Afterwards, we spent an hour facilitating learning moments from the dinner experience – and let these leaders tell us how planning, cooperation, and sharing will make ours a high performing, values-aligned team.

The chaotic dinner event helped improve relationships, cooperation, and communication across our team that summer.

Remove the element of competition and build on the benefit of cooperation. Get out of the office and find ways of working together to make a positive impact on work relationships and practices.

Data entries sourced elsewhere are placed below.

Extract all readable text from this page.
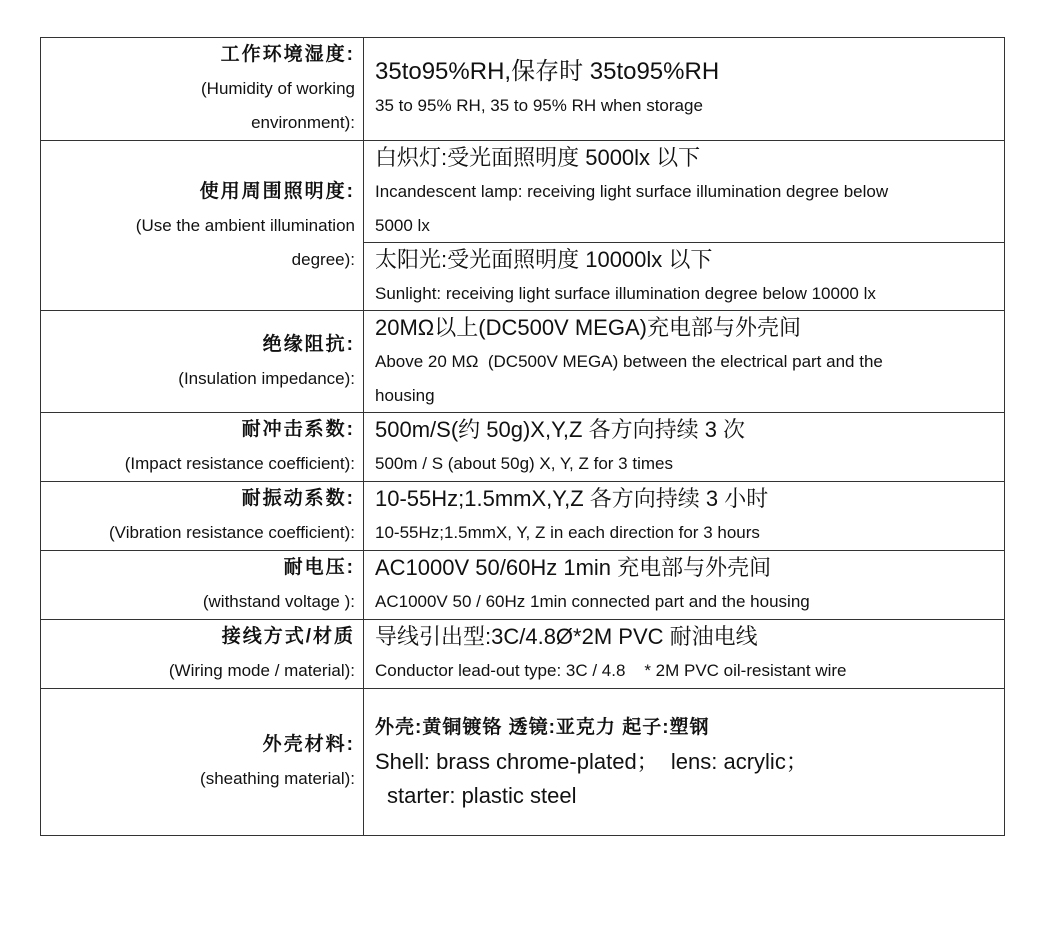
工作环境湿度:
(Humidity of working
environment):
35to95%RH,保存时 35to95%RH
35 to 95% RH, 35 to 95% RH when storage
使用周围照明度:
(Use the ambient illumination
degree):
白炽灯:受光面照明度 5000lx 以下
Incandescent lamp: receiving light surface illumination degree below
5000 lx
太阳光:受光面照明度 10000lx 以下
Sunlight: receiving light surface illumination degree below 10000 lx
绝缘阻抗:
(Insulation impedance):
20MΩ以上(DC500V MEGA)充电部与外壳间
Above 20 MΩ  (DC500V MEGA) between the electrical part and the
housing
耐冲击系数:
(Impact resistance coefficient):
500m/S(约 50g)X,Y,Z 各方向持续 3 次
500m / S (about 50g) X, Y, Z for 3 times
耐振动系数:
(Vibration resistance coefficient):
10-55Hz;1.5mmX,Y,Z 各方向持续 3 小时
10-55Hz;1.5mmX, Y, Z in each direction for 3 hours
耐电压:
(withstand voltage ):
AC1000V 50/60Hz 1min 充电部与外壳间
AC1000V 50 / 60Hz 1min connected part and the housing
接线方式/材质
(Wiring mode / material):
导线引出型:3C/4.8Ø*2M PVC 耐油电线
Conductor lead-out type: 3C / 4.8    * 2M PVC oil-resistant wire
外壳材料:
(sheathing material):
外壳:黄铜镀铬 透镜:亚克力 起子:塑钢
Shell: brass chrome-plated；  lens: acrylic；
starter: plastic steel
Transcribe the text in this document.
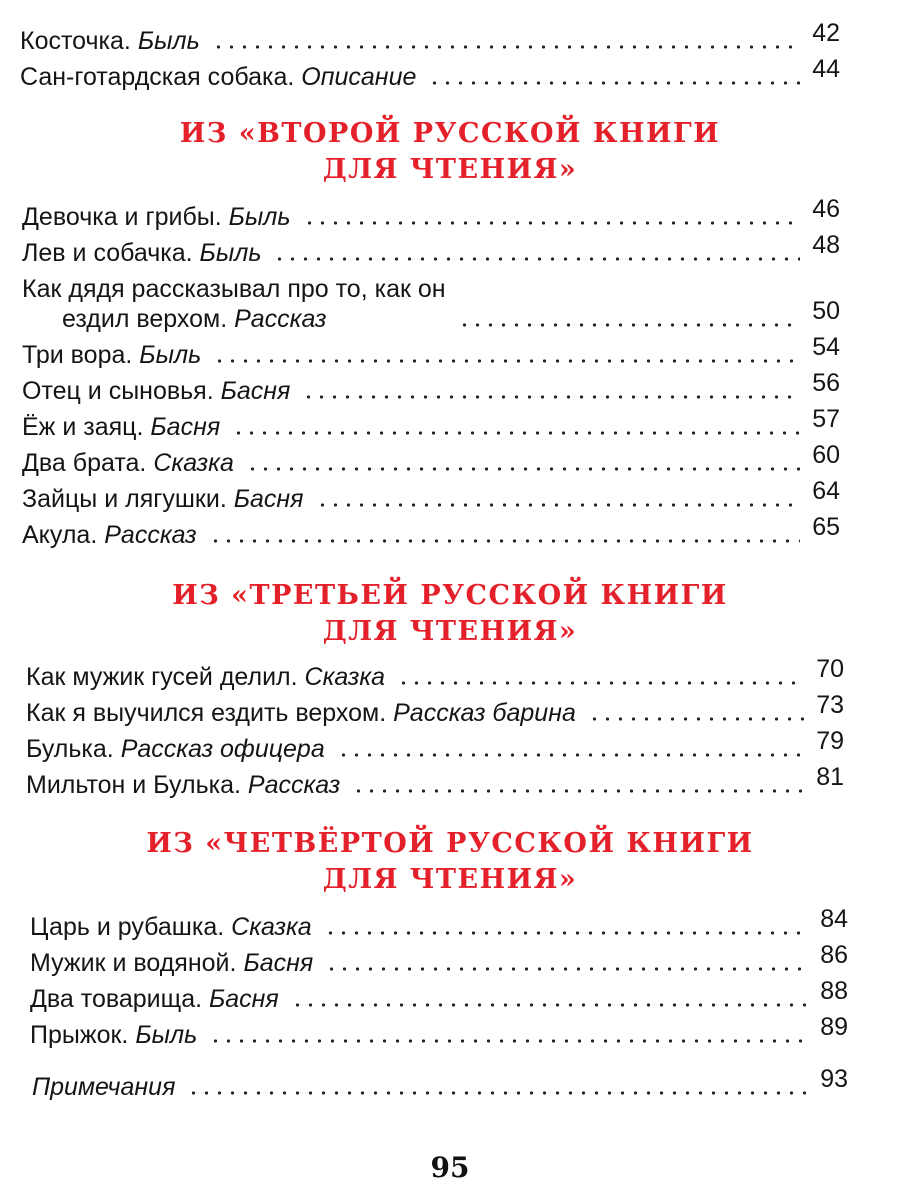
Косточка. Быль	42
Сан-готардская собака. Описание	44
ИЗ «ВТОРОЙ РУССКОЙ КНИГИ
ДЛЯ ЧТЕНИЯ»
Девочка и грибы. Быль	46
Лев и собачка. Быль	48
Как дядя рассказывал про то, как он
ездил верхом. Рассказ	50
Три вора. Быль	54
Отец и сыновья. Басня	56
Ёж и заяц. Басня	57
Два брата. Сказка	60
Зайцы и лягушки. Басня	64
Акула. Рассказ	65
ИЗ «ТРЕТЬЕЙ РУССКОЙ КНИГИ
ДЛЯ ЧТЕНИЯ»
Как мужик гусей делил. Сказка	70
Как я выучился ездить верхом. Рассказ барина	73
Булька. Рассказ офицера	79
Мильтон и Булька. Рассказ	81
ИЗ «ЧЕТВЁРТОЙ РУССКОЙ КНИГИ
ДЛЯ ЧТЕНИЯ»
Царь и рубашка. Сказка	84
Мужик и водяной. Басня	86
Два товарища. Басня	88
Прыжок. Быль	89
Примечания	93
95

Tell us about a favorite team building memory…
Photo Credit: Morguefile

About The Author

Articles By chris-edmonds
S. Chris Edmonds is a sought-after speaker, thought leader, author, and executive consultant. He writes books. He blogs and podcasts. He’s a working musician on the side.  »  View Profile

What People Are Saying

John Smith  |  26 Feb 2015  |  Reply

Very nice post, Chris:)

Now I really look forward to David’s new book. In my experience, the team-building strategy has been mis-applied and you provide some good examples.

One of the things I did for many years involved outdoor experiential activities, such as ROPES courses and even just good, old-fashioned rustic camping with my staff. I have written often about the lessons learned, both individually and as a group, from those seemingly simple exercises and games.

About the competition thing, we seem to sometimes lack a regulator to control our tendency toward “winner take all” behavior. I have rarely seem this in entire groups, but often observed it in individuals. Your story about the boss who got banned for overly-aggressive go-karting was a good example … and when this behavior is displayed by the boss, in the environment of the organization where he can’t be “banned”, the results are seldom positive, especially in the long run.

On the other hand, many pleasant memories were stirred by your cooking example. Everyone has to eat and the opportunity for mutual benefit is obvious.

Bottom Line: How behavior is handled when team-building is critical. I have seen some pretty shabby behavior used as a learning point for all involved, but I have also seen a team go belly-up because non-productive behavior was not addressed, either at the point of action or during the follow-up, within a safe environment.